Selon Greenpeace Russie, la superficie totale couverte par les feux de forêt s’élève déjà à plus de 8 millions d’hectares sur les six premiers mois de l’année 2020. L’ONGécologiste craint une situation à venir similaire à celle de 2019 et appelle le gouvernement à réagir. L’an dernier, plus de 15 millions d’hectares avaient brûlé en Russie, un record depuis que les statistiques de l’Agence fédérale des forêts existent.

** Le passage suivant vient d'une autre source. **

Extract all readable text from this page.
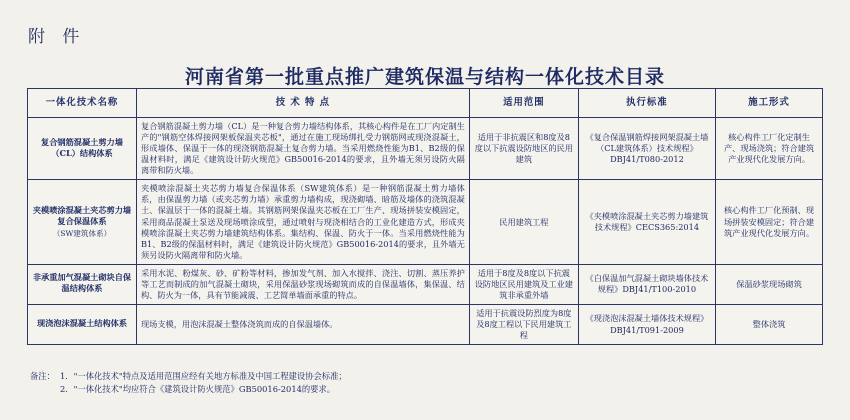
附 件
河南省第一批重点推广建筑保温与结构一体化技术目录
一体化技术名称	技 术 特 点	适用范围	执行标准	施工形式
复合钢筋混凝土剪力墙（CL）结构体系	复合钢筋混凝土剪力墙（CL）是一种复合剪力墙结构体系，其核心构件是在工厂内定制生产的"钢筋空体焊接网架板保温夹芯板"，通过在施工现场绑扎受力钢筋网或现浇混凝土，形成墙体、保温于一体的现浇钢筋混凝土复合剪力墙。当采用燃烧性能为B1、B2级的保温材料时，满足《建筑设计防火规范》GB50016-2014的要求，且外墙无须另设防火隔离带和防火墙。	适用于非抗震区和8度及8度以下抗震设防地区的民用建筑	《复合保温钢筋焊接网架混凝土墙（CL建筑体系）技术规程》DBJ41/T080-2012	核心构件工厂化定制生产、现场浇筑；符合建筑产业现代化发展方向。
夹模喷涂混凝土夹芯剪力墙复合保温体系
（SW建筑体系）	夹模喷涂混凝土夹芯剪力墙复合保温体系（SW建筑体系）是一种钢筋混凝土剪力墙体系，由保温剪力墙（或夹芯剪力墙）承重剪力墙构成，现浇砌墙、暗筋及墙体的浇筑混凝土、保温层于一体的混凝土墙。其钢筋网架保温夹芯板在工厂生产、现场拼装安模固定，采用商品混凝土泵送及现场喷涂成型，通过喷射与现浇相结合的工业化建造方式，形成夹模喷涂混凝土夹芯剪力墙建筑结构体系。集结构、保温、防火于一体。当采用燃烧性能为B1、B2级的保温材料时，满足《建筑设计防火规范》GB50016-2014的要求，且外墙无须另设防火隔离带和防火墙。	民用建筑工程	《夹模喷涂混凝土夹芯剪力墙建筑技术规程》CECS365:2014	核心构件工厂化预制、现场拼装安模固定；符合建筑产业现代化发展方向。
非承重加气混凝土砌块自保温结构体系	采用水泥、粉煤灰、砂、矿粉等材料，掺加发气剂、加入水搅拌、浇注、切割、蒸压养护等工艺而制成的加气混凝土砌块，采用保温砂浆现场砌筑而成的自保温墙体，集保温、结构、防火为一体，具有节能减震、工艺简单墙面承重的特点。	适用于8度及8度以下抗震设防地区民用建筑及工业建筑非承重外墙	《白保温加气混凝土砌块墙体技术规程》DBJ41/T100-2010	保温砂浆现场砌筑
现浇泡沫混凝土结构体系	现场支模，用泡沫混凝土整体浇筑而成的自保温墙体。	适用于抗震设防烈度为8度及8度工程以下民用建筑工程	《现浇泡沫混凝土墙体技术规程》DBJ41/T091-2009	整体浇筑
备注： 1．"一体化技术"特点及适用范围应经有关地方标准及中国工程建设协会标准；
2．"一体化技术"均应符合《建筑设计防火规范》GB50016-2014的要求。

« Les autorités n’ont tiré aucune leçon de 2019. Cette catastrophe dans les forêts de Sibérie et d’Extrême-Orient a une grande probabilité de se reproduire », alerte Greenpeace mettant en cause, notamment, la législation forestière russe qui permet aux autorités régionales de définir des zones dites de « contrôle » où elles peuvent décider de ne pas agir si le feu ne constitue pas une menace pour les habitants et si les coûts estimés des opérations de lutte contre les incendies dépassent ceux des dommages. L’ONG demande l’implication des autorités fédérales dans la détermination de ces zones de contrôles et une multiplication par trois des moyens fédéraux dédiés à la lutte contre les incendies.
« Les températures anormalement élevées à la surface peuvent avoir rendu le sol et la végétation plus secs et plus exposés au feu »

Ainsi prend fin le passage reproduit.